14. Sang Pahlawan

62 8 8
                                    

Tema: Asrama berhantu
Tokoh Utama: Riq

“Udah kubilang, kan, jangan dipindahin ke situ, Yuu ....”

Riq berteriak begitu melihat gramofon di kamarnya berpindah tempat dari yang awalnya di atas meja, kini berada di sisi televisi. Pupilnya melirik ke sekitar, berusaha mencari seorang anak laki-laki yang mengenakan seragam sekolah Jepang.

Suara gemericik air terdengar saat Riq mencoba terlelap. Sontak remaja laki-laki itu membuka kedua kelopak matanya dan melirik kamar mandi yang pintunya masih tertutup.

“Yuusha ... jangan bercanda, deh. Nanti anak-anak asrama enggak ada yang mau nemenin kamu main lagi.” Remaja laki-laki itu beranjak dari kasurnya, kemudian dia menuju kamar mandi, dan membuka pintu tepat beberapa detik setelah suara gemericik air tersebut menghilang. Tidak ada siapa pun di dalam sana. “Kalau kamu kayak gini terus aku bakalan bilang ke Kak Resti tau!”

Kimura Yuusha, adalah hantu yang berkeliaran di dalam Asrama Duka. Dia anak keturunan Jepang-Indonesia pada masa perang dunia kedua. Anak cemerlang yang lahir dari cinta seorang penjajah dan seorang pribumi. Bahkan anak yang tidak bersalah itu harus meninggal lima tahun setelah Jepang meninggalkan Indonesia. Arwahnya berkeliaran sendirian, mencari kedua orang tuanya, yang mungkin telah beristirahat dengan tenang, di tempat yang seharusnya kekal.

Sudah bukan rahasia umum lagi bahwa anak itu memang takut saat bertemu dengan Resti, tetangga kamar Riq. Sejak awal Resti pindah ke asrama umum, Yuusha tak sekali pun menampakkan kakinya di dalam kamar perempuan tersebut. Katanya Resti memiliki seseorang yang menjaganya, dan itu membuat bocah keturunan Jepang itu takut bahkan hanya untuk sekadar bersitatap langsung dengan pagawai Indomei tersebut.

“Riq ...”

Suara seseorang terdengar, diiringi dengan suara ketukan pintu dari arah pintu kamar Riq. Pemuda itu pun lantas menoleh ke arah pintu kamarnya. Beberapa detik ia terdiam, untuk memastikan bahwa ketukan pintu kamarnya bukanlah hasil kejahilan Yuusha. Setelah berdiam cukup lama, suara ketukan pintu dan panggilan di luar sana semakin kencang. Membuat Riq mau tak mau berjalan ke arah pintu kayu tersebut lalu membukanya.

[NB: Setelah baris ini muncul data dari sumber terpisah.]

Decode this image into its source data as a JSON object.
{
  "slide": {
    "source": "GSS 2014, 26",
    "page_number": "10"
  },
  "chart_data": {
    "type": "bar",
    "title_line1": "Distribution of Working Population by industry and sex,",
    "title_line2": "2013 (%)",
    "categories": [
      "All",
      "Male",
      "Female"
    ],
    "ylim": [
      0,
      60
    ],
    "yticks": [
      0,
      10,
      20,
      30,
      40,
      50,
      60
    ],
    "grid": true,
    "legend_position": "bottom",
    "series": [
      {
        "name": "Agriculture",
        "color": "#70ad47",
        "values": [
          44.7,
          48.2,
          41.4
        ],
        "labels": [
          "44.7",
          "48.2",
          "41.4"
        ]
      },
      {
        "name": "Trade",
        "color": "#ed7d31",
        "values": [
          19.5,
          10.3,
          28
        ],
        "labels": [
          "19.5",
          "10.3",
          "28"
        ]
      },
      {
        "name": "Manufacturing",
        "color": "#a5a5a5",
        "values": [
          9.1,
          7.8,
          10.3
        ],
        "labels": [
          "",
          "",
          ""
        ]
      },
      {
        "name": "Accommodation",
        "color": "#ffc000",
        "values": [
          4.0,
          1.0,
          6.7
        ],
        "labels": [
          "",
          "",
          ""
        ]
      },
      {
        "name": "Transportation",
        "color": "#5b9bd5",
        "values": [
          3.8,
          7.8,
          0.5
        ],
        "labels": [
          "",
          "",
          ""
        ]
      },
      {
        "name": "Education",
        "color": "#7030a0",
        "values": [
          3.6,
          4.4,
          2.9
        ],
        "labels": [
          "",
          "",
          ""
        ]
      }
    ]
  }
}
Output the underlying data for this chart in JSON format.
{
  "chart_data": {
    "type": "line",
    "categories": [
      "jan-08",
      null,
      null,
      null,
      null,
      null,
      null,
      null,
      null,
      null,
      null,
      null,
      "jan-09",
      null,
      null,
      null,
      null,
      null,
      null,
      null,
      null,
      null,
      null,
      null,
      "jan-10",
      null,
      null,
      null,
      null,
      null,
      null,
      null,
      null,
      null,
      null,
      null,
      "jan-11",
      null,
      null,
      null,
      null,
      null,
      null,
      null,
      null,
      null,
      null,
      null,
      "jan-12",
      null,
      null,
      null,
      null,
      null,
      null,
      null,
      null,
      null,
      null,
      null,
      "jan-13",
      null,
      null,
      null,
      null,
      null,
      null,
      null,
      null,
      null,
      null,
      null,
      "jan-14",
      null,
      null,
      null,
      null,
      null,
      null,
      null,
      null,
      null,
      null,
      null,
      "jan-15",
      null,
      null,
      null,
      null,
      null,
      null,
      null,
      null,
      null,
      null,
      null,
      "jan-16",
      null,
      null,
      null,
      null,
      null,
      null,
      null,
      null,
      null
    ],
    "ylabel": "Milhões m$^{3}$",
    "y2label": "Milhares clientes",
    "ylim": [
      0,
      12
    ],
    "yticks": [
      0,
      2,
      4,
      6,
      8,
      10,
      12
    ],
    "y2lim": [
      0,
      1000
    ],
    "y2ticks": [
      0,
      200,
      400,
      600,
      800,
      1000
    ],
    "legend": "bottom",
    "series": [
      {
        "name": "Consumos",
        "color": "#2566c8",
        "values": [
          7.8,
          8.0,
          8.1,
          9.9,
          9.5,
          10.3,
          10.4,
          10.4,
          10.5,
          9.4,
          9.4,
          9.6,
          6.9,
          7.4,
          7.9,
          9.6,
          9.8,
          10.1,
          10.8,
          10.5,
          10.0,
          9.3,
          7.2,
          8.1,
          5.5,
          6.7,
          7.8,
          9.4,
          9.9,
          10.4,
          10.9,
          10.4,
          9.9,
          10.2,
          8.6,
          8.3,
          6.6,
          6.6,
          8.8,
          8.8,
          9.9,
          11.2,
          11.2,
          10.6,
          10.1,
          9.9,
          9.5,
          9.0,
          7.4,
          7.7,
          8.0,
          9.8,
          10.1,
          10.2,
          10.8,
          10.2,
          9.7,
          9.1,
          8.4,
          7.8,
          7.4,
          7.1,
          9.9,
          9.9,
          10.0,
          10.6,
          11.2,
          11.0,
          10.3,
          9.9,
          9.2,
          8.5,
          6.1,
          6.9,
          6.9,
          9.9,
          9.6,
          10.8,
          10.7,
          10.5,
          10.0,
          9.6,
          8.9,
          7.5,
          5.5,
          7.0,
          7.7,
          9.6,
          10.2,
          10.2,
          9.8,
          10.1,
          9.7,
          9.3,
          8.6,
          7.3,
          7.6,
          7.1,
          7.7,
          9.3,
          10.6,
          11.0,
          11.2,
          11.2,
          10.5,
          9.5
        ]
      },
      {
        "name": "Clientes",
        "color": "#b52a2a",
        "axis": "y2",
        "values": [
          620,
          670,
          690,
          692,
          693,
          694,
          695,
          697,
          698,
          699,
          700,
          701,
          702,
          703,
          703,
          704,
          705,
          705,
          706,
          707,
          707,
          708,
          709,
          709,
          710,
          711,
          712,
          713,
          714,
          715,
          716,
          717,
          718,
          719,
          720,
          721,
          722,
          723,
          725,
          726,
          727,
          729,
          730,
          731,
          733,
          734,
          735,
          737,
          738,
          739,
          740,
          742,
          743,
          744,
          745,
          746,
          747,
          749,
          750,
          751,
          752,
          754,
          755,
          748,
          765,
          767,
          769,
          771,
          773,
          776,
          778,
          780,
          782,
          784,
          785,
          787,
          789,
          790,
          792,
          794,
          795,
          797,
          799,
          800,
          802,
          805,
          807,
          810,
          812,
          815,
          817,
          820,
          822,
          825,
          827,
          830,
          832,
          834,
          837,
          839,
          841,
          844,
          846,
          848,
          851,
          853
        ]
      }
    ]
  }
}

“Riq! Lama banget, sih, dipanggilnya. Kamu harus tau informasi ini.”

Suara perempuan terdengar sesaat setelah Riq membuka pintu. Pemuda itu mengedipkan mata kebingungan begitu melihat dua orang dengan mimik wajah panik sedang berdiri di depan kamarnya.

“Tadi Yuusha datang ke kamar Nina. Katanya dia mau pergi dari asrama ini,” ucap Icha, lalu dia menunjukkan sebuah artikel melalui ponselnya. “Kamu tau tulang belulang yang ditemuin di pinggir asrama ini minggu lalu?”

Riq memicingkan mata. Lalu dia membaca artikel yang ditunjukkan oleh Icha. Terpampang sebuah berita yang tampak familier, dia pun membacanya dengan saksama.

Beberapa kerangka manusia ditemukan di pinggir gedung asrama. Setelah dilakukan autopsi oleh badan terkait, ditemukan fakta bahwa kerangka itu telah berumur puluhan tahun yang lalu. Ahli forensik telah mengidentifikasi bahwa tulang belulang itu milik seorang pria dan seorang wanita. Di dekat kerangka tersebut, ditemukan dua plakat nama yang terbuat dari logam, dengan nama 'Siri' dan 'Dadang'.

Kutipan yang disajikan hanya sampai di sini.